Shadows very much belong to the objects that cast them. Insofar as is possible they should be painted at the same time as the figure/table/chair/building that owns them, painted as an extension of the colour used for the shady side of the object, since it is from this side that the shadow extends. The proximity shadow, the area where object and shadow meet, is usually the darkest part. Often I wonder if the shadow owns the object rather than the other way around, as shadow areas act as an excellent link between objects and their patterns reinforce the abstract two dimensional composition of figurative painting.

The New Year is well underway but I am not one for New Year resolutions, in fact chasing change for change’s sake means less time consolidating that which is good. I am talking painting here, and talking particularly about colours: there are SO many lovely watercolour colours and it is SO tempting to keep adding more to one’s palette, but the end result does not necessarily make better paintings, in fact more often than not it creates confusion. We coax various reds, yellows and blues into stimulating and attractive patterns, encouraging them to ‘show us their true colours’, and then along comes a new turquoise and the lure is too tempting to resist! New colours ARE exciting in themselves, but fundamentally painting is all about combinations: red, yellow and blue and how they come together to make all the other colours. The pans and tubes you squeeze dry, are the colours you are using, their properties (temperature, transparency, opacity etc) are why you are using them, keep these characteristics in mind when a tempting hue seductively seeks to join your palette!

The temperature of colours matters hugely in mixing, so a warmer orange mixed with cool blue will make a duller green, for example, than a cooler orange mixed with the same blue. Transparent Orange mixed with Ultramarine Blue makes a fab black as they are opposite colours but mix it with Prussian Blue and it makes a gorgeous foliage green. Letting the colours mix on the paper makes a different green from mixing them together in the palette and overlaying each colour as wet on dry glazes makes it different again. There is just so much variety in colour mixing it is somewhat mind blowing but also sooo exciting!
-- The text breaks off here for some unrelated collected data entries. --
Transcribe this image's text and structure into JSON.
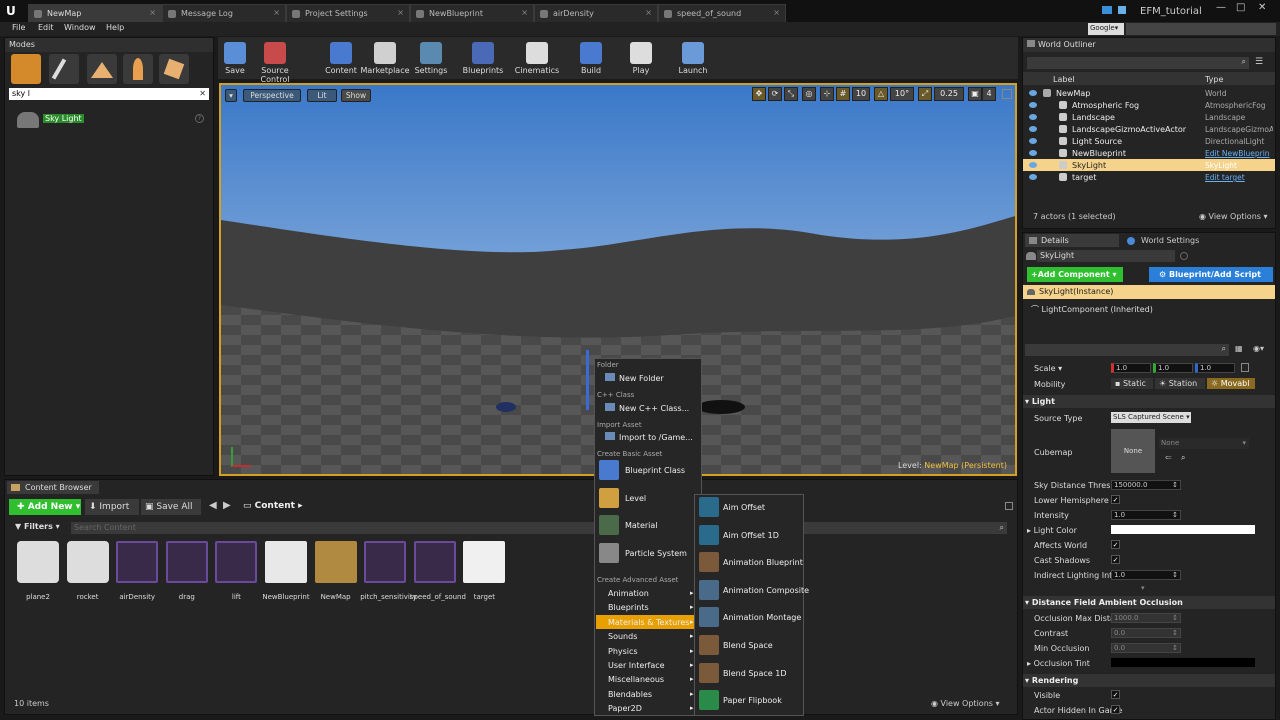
{
  "tabs": [
    "NewMap",
    "Message Log",
    "Project Settings",
    "NewBlueprint",
    "airDensity",
    "speed_of_sound"
  ],
  "title_right": {
    "project": "EFM_tutorial",
    "search_label": "Google"
  },
  "menus": [
    "File",
    "Edit",
    "Window",
    "Help"
  ],
  "modes": {
    "title": "Modes",
    "search_value": "sky l",
    "result": "Sky Light"
  },
  "toolbar": [
    "Save",
    "Source Control",
    "Content",
    "Marketplace",
    "Settings",
    "Blueprints",
    "Cinematics",
    "Build",
    "Play",
    "Launch"
  ],
  "viewport": {
    "perspective": "Perspective",
    "lit": "Lit",
    "show": "Show",
    "grid_snap": "10",
    "rot_snap": "10°",
    "scale_snap": "0.25",
    "cam_speed": "4",
    "level_label": "Level:",
    "level_name": "NewMap (Persistent)"
  },
  "context_menu": {
    "sec_folder": "Folder",
    "new_folder": "New Folder",
    "sec_cpp": "C++ Class",
    "new_cpp": "New C++ Class...",
    "sec_import": "Import Asset",
    "import": "Import to /Game...",
    "sec_basic": "Create Basic Asset",
    "basic": [
      "Blueprint Class",
      "Level",
      "Material",
      "Particle System"
    ],
    "sec_advanced": "Create Advanced Asset",
    "advanced": [
      "Animation",
      "Blueprints",
      "Materials & Textures",
      "Sounds",
      "Physics",
      "User Interface",
      "Miscellaneous",
      "Blendables",
      "Paper2D"
    ]
  },
  "submenu": [
    "Aim Offset",
    "Aim Offset 1D",
    "Animation Blueprint",
    "Animation Composite",
    "Animation Montage",
    "Blend Space",
    "Blend Space 1D",
    "Paper Flipbook"
  ],
  "outliner": {
    "title": "World Outliner",
    "col_label": "Label",
    "col_type": "Type",
    "rows": [
      {
        "label": "NewMap",
        "type": "World"
      },
      {
        "label": "Atmospheric Fog",
        "type": "AtmosphericFog"
      },
      {
        "label": "Landscape",
        "type": "Landscape"
      },
      {
        "label": "LandscapeGizmoActiveActor",
        "type": "LandscapeGizmoA"
      },
      {
        "label": "Light Source",
        "type": "DirectionalLight"
      },
      {
        "label": "NewBlueprint",
        "type": "Edit NewBlueprin"
      },
      {
        "label": "SkyLight",
        "type": "SkyLight"
      },
      {
        "label": "target",
        "type": "Edit target"
      }
    ],
    "footer": "7 actors (1 selected)",
    "view_options": "View Options"
  },
  "details": {
    "tab_details": "Details",
    "tab_world": "World Settings",
    "name": "SkyLight",
    "add_component": "+Add Component",
    "bp_script": "Blueprint/Add Script",
    "instance": "SkyLight(Instance)",
    "component": "LightComponent (Inherited)",
    "scale_label": "Scale",
    "scale": [
      "1.0",
      "1.0",
      "1.0"
    ],
    "mobility_label": "Mobility",
    "mobility": [
      "Static",
      "Station",
      "Movabl"
    ],
    "sec_light": "Light",
    "source_type_label": "Source Type",
    "source_type": "SLS Captured Scene",
    "cubemap_label": "Cubemap",
    "cubemap_none": "None",
    "cubemap_select": "None",
    "sky_dist_label": "Sky Distance Thresho",
    "sky_dist": "150000.0",
    "lower_hemi_label": "Lower Hemisphere Is",
    "intensity_label": "Intensity",
    "intensity": "1.0",
    "light_color_label": "Light Color",
    "affects_world_label": "Affects World",
    "cast_shadows_label": "Cast Shadows",
    "indirect_label": "Indirect Lighting Inten",
    "indirect": "1.0",
    "sec_dfao": "Distance Field Ambient Occlusion",
    "occ_max_label": "Occlusion Max Distan",
    "occ_max": "1000.0",
    "contrast_label": "Contrast",
    "contrast": "0.0",
    "min_occ_label": "Min Occlusion",
    "min_occ": "0.0",
    "occ_tint_label": "Occlusion Tint",
    "sec_rendering": "Rendering",
    "visible_label": "Visible",
    "hidden_label": "Actor Hidden In Game"
  },
  "content_browser": {
    "title": "Content Browser",
    "add_new": "Add New",
    "import": "Import",
    "save_all": "Save All",
    "path": "Content",
    "filters": "Filters",
    "search_placeholder": "Search Content",
    "assets": [
      "plane2",
      "rocket",
      "airDensity",
      "drag",
      "lift",
      "NewBlueprint",
      "NewMap",
      "pitch_sensitivity",
      "speed_of_sound",
      "target"
    ],
    "count": "10 items",
    "view_options": "View Options"
  },
  "colors": {
    "accent": "#f0a000",
    "selection": "#f5d38a",
    "blue": "#2a7fd8",
    "green": "#3cb83c"
  }
}
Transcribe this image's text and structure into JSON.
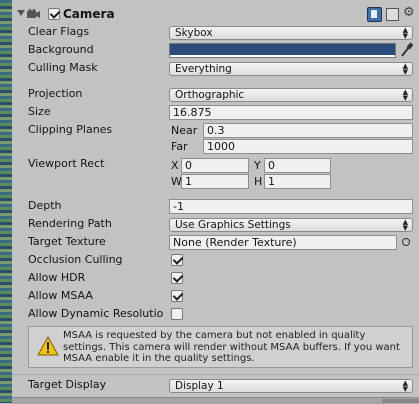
{
  "component": {
    "title": "Camera",
    "enabled": true
  },
  "fields": {
    "clear_flags": {
      "label": "Clear Flags",
      "value": "Skybox"
    },
    "background": {
      "label": "Background",
      "color": "#2b4c7a"
    },
    "culling_mask": {
      "label": "Culling Mask",
      "value": "Everything"
    },
    "projection": {
      "label": "Projection",
      "value": "Orthographic"
    },
    "size": {
      "label": "Size",
      "value": "16.875"
    },
    "clipping_planes": {
      "label": "Clipping Planes",
      "near_label": "Near",
      "near_value": "0.3",
      "far_label": "Far",
      "far_value": "1000"
    },
    "viewport_rect": {
      "label": "Viewport Rect",
      "x_label": "X",
      "x_value": "0",
      "y_label": "Y",
      "y_value": "0",
      "w_label": "W",
      "w_value": "1",
      "h_label": "H",
      "h_value": "1"
    },
    "depth": {
      "label": "Depth",
      "value": "-1"
    },
    "rendering_path": {
      "label": "Rendering Path",
      "value": "Use Graphics Settings"
    },
    "target_texture": {
      "label": "Target Texture",
      "value": "None (Render Texture)"
    },
    "occlusion_culling": {
      "label": "Occlusion Culling",
      "checked": true
    },
    "allow_hdr": {
      "label": "Allow HDR",
      "checked": true
    },
    "allow_msaa": {
      "label": "Allow MSAA",
      "checked": true
    },
    "allow_dynamic_resolution": {
      "label": "Allow Dynamic Resolutio",
      "checked": false
    },
    "target_display": {
      "label": "Target Display",
      "value": "Display 1"
    }
  },
  "warning": {
    "text": "MSAA is requested by the camera but not enabled in quality settings. This camera will render without MSAA buffers. If you want MSAA enable it in the quality settings."
  },
  "icons": {
    "foldout": "triangle-down-icon",
    "camera": "camera-icon",
    "help": "book-help-icon",
    "preset": "preset-icon",
    "gear": "gear-icon",
    "picker": "eyedropper-icon",
    "warning": "warning-triangle-icon",
    "object_picker": "target-circle-icon"
  },
  "colors": {
    "background": "#2b4c7a",
    "panel": "#c2c2c2"
  }
}
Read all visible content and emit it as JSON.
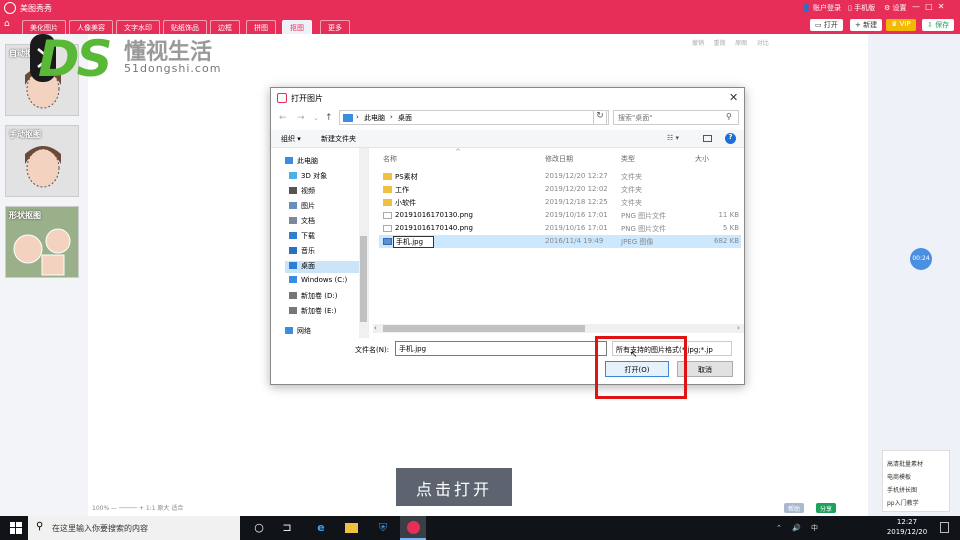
{
  "app": {
    "title": "美图秀秀",
    "account": "账户登录",
    "mobile": "手机版",
    "settings": "设置",
    "win_min": "—",
    "win_max": "□",
    "win_close": "✕",
    "accent": "#e62e58"
  },
  "nav": {
    "home_icon": "home-icon",
    "tabs": [
      "美化图片",
      "人像美容",
      "文字水印",
      "贴纸饰品",
      "边框",
      "拼图",
      "抠图",
      "更多"
    ],
    "active_tab": "抠图",
    "buttons": {
      "open": "打开",
      "new": "新建",
      "save": "保存",
      "vip": "VIP"
    }
  },
  "left_panel": {
    "cards": [
      {
        "label": "自动抠图"
      },
      {
        "label": "手动抠图"
      },
      {
        "label": "形状抠图"
      }
    ]
  },
  "canvas_tools": [
    "撤销",
    "重做",
    "原图",
    "对比"
  ],
  "watermark": {
    "logo": "DS",
    "site_name": "懂视生活",
    "url": "51dongshi.com"
  },
  "dialog": {
    "title": "打开图片",
    "close": "✕",
    "back": "←",
    "forward": "→",
    "dropdown": "⌄",
    "up": "↑",
    "path": [
      "此电脑",
      "桌面"
    ],
    "search_placeholder": "搜索\"桌面\"",
    "toolbar": {
      "organize": "组织 ▾",
      "new_folder": "新建文件夹"
    },
    "nav_items": [
      "此电脑",
      "3D 对象",
      "视频",
      "图片",
      "文档",
      "下载",
      "音乐",
      "桌面",
      "Windows (C:)",
      "新加卷 (D:)",
      "新加卷 (E:)",
      "网络"
    ],
    "selected_nav": "桌面",
    "columns": [
      "名称",
      "修改日期",
      "类型",
      "大小"
    ],
    "files": [
      {
        "name": "PS素材",
        "date": "2019/12/20 12:27",
        "type": "文件夹",
        "size": "",
        "kind": "folder"
      },
      {
        "name": "工作",
        "date": "2019/12/20 12:02",
        "type": "文件夹",
        "size": "",
        "kind": "folder"
      },
      {
        "name": "小软件",
        "date": "2019/12/18 12:25",
        "type": "文件夹",
        "size": "",
        "kind": "folder"
      },
      {
        "name": "20191016170130.png",
        "date": "2019/10/16 17:01",
        "type": "PNG 图片文件",
        "size": "11 KB",
        "kind": "png"
      },
      {
        "name": "20191016170140.png",
        "date": "2019/10/16 17:01",
        "type": "PNG 图片文件",
        "size": "5 KB",
        "kind": "png"
      },
      {
        "name": "手机.jpg",
        "date": "2016/11/4 19:49",
        "type": "JPEG 图像",
        "size": "682 KB",
        "kind": "jpg"
      }
    ],
    "selected_file": "手机.jpg",
    "filename_label": "文件名(N):",
    "filename_value": "手机.jpg",
    "filetype": "所有支持的图片格式(*.jpg;*.jp",
    "open_label": "打开(O)",
    "cancel_label": "取消"
  },
  "caption": "点击打开",
  "timer_badge": "00:24",
  "popup": [
    "高清批量素材",
    "电商模板",
    "手机拼长图",
    "pp入门教学"
  ],
  "bottom_bar": {
    "zoom": "100%  —  ─────  +   1:1 原大  适合",
    "help": "帮助",
    "share": "分享"
  },
  "taskbar": {
    "search_placeholder": "在这里输入你要搜索的内容",
    "time": "12:27",
    "date": "2019/12/20",
    "tray": "⌃ 🔊 中",
    "task_view": "⊐",
    "app_icons": [
      "cortana-icon",
      "task-view-icon",
      "edge-icon",
      "explorer-icon",
      "security-icon",
      "meitu-icon"
    ]
  }
}
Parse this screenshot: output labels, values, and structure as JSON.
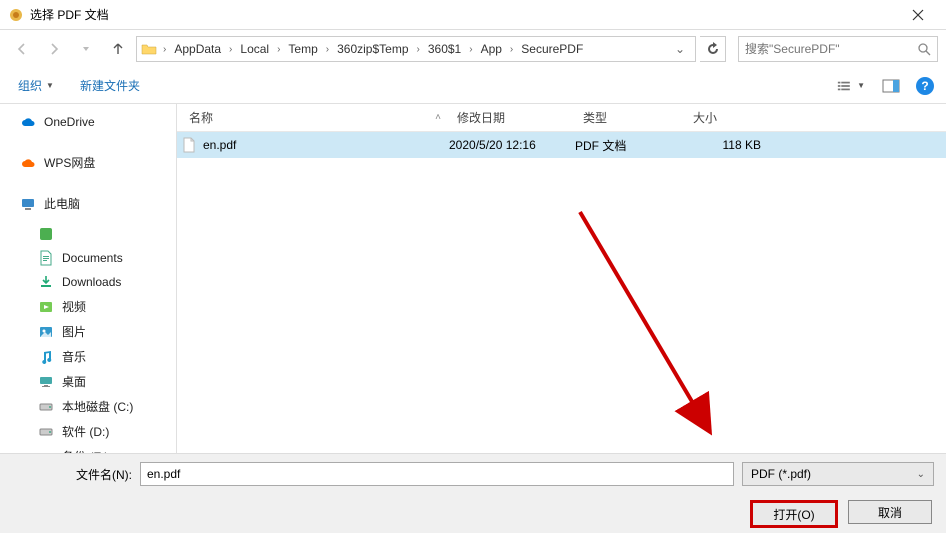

You have probably noticed, if you view my work, that I love painting the shapes made by black suits, especially in movement. First I love the silhouette they make, second I love the slight tonal difference seen in the black as different angles of fabric receive light more and less. Inspired by a wedding I went to recently (and the Royal Wedding in May) I began a series of brush and ink paintings, contrasting the formal shape of the suit with the more ephemeral nature of the dress fabric, they have become rather romantic and strangely uplifting so I wanted to share them with you. Painting happy subjects actually uplifts the spirits, you will find yourself smiling as you paint. Here, painting just with black ink, I only had to concern myself with shape and tone so my mind and emotions could completely engage with the subject matter and were likewise lifted on the wings of love.